Two Teens Sue Schools To Protect Their Right To Protest The Pledge Of Allegiance
Two Houston-area high school students protesting the Pledge of Allegiance say their constitutional rights have been violated by their school districts – and they’re taking their protest to court.
India Landry and another student who is only being identified by her initials, M.O., say they have received especially harsh treatment from teachers and administrations because of their decision to sit during the pledge. They say they were shamed and punished for their protests.
New York Times reporter Niraj Chokshi says the students are represented by the same attorney, and both cases were filed in federal court. The schools involved are Klein Oak High School in Spring and Windfern High School in Houston.
Back in 1943, the Supreme Court affirmed students’ first amendment rights in West Virginia State Board of Education v. Barnette.
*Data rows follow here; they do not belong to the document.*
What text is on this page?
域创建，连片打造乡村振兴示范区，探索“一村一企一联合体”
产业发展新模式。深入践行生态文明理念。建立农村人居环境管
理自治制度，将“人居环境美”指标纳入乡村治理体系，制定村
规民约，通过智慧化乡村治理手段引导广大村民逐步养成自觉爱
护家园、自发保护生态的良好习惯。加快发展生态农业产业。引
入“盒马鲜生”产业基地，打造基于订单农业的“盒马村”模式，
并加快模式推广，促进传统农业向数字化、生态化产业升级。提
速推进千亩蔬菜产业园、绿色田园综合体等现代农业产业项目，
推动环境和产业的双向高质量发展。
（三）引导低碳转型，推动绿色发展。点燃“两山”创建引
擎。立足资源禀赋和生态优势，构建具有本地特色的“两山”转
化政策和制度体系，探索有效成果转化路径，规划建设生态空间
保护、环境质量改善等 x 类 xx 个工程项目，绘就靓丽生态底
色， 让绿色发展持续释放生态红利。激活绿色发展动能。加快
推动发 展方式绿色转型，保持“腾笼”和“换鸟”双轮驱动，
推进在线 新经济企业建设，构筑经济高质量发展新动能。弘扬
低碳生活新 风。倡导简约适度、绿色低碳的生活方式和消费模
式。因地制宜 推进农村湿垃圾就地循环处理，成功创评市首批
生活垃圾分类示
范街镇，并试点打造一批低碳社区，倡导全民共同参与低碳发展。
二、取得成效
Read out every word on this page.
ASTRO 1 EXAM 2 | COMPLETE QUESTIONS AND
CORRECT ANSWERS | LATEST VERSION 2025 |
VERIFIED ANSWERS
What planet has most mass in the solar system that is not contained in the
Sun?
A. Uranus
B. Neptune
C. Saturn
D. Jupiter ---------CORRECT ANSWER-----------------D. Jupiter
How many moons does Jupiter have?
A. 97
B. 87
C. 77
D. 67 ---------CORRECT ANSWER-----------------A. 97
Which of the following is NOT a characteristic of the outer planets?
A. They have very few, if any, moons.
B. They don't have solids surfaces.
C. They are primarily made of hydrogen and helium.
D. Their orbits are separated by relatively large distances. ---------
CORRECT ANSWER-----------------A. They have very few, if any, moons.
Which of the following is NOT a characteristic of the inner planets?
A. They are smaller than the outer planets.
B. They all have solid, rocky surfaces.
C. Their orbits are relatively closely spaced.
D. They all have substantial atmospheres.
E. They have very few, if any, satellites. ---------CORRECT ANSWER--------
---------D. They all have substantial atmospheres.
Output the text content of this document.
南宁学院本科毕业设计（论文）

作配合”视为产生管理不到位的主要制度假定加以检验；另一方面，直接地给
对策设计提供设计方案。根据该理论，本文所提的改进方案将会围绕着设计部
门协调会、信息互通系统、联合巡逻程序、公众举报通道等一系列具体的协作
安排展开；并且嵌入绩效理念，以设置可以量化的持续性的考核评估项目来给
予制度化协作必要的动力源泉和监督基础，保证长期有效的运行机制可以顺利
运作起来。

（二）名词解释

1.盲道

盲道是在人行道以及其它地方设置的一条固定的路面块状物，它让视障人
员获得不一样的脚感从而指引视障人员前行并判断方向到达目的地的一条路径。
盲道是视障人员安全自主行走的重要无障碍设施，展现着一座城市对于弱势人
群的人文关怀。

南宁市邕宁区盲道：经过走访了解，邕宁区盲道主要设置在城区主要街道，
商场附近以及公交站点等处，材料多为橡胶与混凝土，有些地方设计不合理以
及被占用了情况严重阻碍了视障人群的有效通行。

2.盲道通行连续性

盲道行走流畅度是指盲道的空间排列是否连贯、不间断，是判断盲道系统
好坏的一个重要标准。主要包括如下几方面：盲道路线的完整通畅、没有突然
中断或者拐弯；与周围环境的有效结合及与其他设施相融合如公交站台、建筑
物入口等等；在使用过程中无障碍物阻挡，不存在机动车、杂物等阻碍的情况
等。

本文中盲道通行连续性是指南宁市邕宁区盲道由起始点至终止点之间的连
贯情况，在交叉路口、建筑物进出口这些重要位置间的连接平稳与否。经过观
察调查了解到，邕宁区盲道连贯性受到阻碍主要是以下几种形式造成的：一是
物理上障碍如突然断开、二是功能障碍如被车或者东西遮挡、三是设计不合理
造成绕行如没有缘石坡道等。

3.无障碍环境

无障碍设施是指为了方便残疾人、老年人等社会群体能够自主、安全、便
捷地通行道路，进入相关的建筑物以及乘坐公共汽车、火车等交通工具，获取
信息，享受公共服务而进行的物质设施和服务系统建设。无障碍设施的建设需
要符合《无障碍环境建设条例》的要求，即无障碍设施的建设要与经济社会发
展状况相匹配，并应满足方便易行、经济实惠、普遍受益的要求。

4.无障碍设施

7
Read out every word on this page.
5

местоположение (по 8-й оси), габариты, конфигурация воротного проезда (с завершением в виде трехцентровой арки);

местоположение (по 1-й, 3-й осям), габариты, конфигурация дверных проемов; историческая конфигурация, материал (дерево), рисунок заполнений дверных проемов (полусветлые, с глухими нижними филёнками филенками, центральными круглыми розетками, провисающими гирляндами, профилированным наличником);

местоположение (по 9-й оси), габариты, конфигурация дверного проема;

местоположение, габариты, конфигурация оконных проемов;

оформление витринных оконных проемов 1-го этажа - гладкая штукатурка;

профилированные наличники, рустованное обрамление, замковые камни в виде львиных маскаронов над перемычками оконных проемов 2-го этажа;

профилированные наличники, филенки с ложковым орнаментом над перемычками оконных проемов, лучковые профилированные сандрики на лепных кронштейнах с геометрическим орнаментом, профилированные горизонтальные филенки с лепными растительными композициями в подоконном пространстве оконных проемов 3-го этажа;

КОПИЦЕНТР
The court ruled that a West Virginia school board could not enforce a requirement that students participate in the pledge.
The student identified as M.O. says she’s been harassed since she first began protesting. “[India Landry] says she’d done this more than 200 times, through six teachers, without incident,” Chokshi says. “But a few months ago, the principal actually expelled her for sitting through the pledge.”
The cases have been filed as the debate over NFL players protesting the national anthem continues to make headlines.
“Both students said they had initiated the protests because they felt that the country did not live up to the promise of the pledge, that there wasn’t liberty and justice for all,” Chokshi says.